Over the last half-century, women and girls have made significant educational strides, even completing more schooling than men in developed countries. In developing countries, however, women and girls continue to experience barriers to finishing school, including safety concerns, social mores, and non-school-related responsibilities. 

International evidence has shown the private and societal gains of investing in women’s education. The focus is now on the quality rather than the quantity of education, reducing gaps in skill proficiency and actual learning outcomes. Indeed, the schooling environment in developing countries has become increasingly a rich educational marketplace, with multiple schools and providers—both public and private—offering a varied menu of prices and quality.

While increasing the quality of education certainly must be one of the priorities in developing countries, evidence from several advanced economies where the gender gap in access to professional schools has closed, and no significant gender gaps in performance exist suggests that closing gender gaps in education may not be enough to close gender gaps in economic opportunity. In most countries, gender gaps among professionals exist and appear to be increasing with seniority

What Can Be Done to Not Only Close the Gender Gap in Education but also in Economic Opportunity?

Providing high-quality education is not enough. More thought needs to go into how supply can really meet demand and what other interventions are required to complement education.

Recent evidence from Pakistan and elsewhere suggests that distance to the training center plays a huge role in the supply meeting the demand. Locating the training center or school in a woman’s village substantially increases take-up and completion rates.

Interventions that improve educational quality and access often arrive too late for individuals already outside the formal education system. Vocational training programs can overcome this barrier and have been shown to increase women’s wages and opportunities for paid employment in the formal sector. Training programs must take into account that women are more constrained by family obligations, distance, and illness than men, which negatively affects their participation and completion of vocational training programs. Combining vocational and life skills training for adolescent girls improves their income-generating opportunities and reduces early childbearing and desired fertility rates.

Educational interventions that go beyond skill training, like teaching girls how to effectively negotiate, can increase girls’ and women’s agency in terms of their health choices and education outcomes. Enabling women to make their own decisions about having children and contraceptive use—independently from their husbands—reduces unwanted pregnancies.
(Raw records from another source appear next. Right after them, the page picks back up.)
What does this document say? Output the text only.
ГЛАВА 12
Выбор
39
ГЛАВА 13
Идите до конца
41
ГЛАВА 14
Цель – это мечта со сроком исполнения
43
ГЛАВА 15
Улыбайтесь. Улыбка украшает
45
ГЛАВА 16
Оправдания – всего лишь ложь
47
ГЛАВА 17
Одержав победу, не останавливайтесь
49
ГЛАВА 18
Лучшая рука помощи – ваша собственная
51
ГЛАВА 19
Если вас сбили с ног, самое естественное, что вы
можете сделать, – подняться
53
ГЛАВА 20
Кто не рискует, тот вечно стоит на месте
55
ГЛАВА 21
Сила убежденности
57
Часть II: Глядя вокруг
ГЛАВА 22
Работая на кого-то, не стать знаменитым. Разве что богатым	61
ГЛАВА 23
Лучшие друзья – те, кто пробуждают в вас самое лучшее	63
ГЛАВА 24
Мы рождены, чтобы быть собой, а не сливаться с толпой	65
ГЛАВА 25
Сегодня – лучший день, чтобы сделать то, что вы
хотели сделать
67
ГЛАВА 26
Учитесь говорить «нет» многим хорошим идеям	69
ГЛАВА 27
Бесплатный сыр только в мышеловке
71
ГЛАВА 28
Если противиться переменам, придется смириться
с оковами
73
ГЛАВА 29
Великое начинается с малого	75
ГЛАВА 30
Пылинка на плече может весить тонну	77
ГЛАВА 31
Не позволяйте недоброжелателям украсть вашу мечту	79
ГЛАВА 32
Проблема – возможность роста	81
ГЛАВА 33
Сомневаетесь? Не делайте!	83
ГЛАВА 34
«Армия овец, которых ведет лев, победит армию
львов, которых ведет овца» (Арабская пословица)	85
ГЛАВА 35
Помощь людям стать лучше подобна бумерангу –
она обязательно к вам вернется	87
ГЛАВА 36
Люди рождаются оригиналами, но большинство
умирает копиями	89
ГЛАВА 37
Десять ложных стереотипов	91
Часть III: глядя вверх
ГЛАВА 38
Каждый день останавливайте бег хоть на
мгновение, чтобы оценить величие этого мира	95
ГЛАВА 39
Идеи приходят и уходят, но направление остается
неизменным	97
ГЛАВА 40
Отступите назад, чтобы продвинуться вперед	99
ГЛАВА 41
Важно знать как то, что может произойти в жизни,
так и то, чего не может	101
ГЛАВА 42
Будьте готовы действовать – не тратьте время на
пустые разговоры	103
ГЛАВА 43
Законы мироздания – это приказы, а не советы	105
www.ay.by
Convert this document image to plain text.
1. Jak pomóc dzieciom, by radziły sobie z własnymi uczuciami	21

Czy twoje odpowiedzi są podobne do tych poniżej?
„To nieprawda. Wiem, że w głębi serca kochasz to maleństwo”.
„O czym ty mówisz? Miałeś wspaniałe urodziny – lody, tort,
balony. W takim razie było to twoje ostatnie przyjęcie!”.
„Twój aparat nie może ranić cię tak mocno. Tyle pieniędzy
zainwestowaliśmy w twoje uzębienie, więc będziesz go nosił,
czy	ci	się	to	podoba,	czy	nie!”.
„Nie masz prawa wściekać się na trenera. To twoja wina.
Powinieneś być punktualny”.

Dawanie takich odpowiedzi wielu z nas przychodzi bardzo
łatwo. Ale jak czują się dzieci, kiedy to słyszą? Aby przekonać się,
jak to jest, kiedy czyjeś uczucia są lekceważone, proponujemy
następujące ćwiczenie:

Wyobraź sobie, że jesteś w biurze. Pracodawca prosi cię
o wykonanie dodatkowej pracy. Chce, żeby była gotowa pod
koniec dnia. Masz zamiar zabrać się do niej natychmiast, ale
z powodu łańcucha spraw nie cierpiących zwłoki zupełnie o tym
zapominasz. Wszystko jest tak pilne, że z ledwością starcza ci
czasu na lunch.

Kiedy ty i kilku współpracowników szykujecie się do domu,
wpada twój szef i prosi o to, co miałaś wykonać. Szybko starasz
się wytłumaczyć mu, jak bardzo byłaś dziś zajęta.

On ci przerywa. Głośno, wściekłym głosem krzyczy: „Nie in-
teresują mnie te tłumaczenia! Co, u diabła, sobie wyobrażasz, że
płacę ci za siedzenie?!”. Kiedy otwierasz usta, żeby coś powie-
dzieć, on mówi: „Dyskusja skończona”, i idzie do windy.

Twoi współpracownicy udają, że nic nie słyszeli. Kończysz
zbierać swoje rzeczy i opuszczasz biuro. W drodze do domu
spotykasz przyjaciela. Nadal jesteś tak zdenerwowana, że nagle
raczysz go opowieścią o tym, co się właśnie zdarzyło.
"Seeing is believing" is true when it comes to girls pursuing careers in the science, technology, engineering, and math fields. Though subtle bias against women persists in STEM academic environments, by observing and interacting with female experts in STEM fields, female students increase their interest in pursuing STEM careers. Other changes, like using pictures of women scientists in science textbooks, can also close the performance gap between female and male students.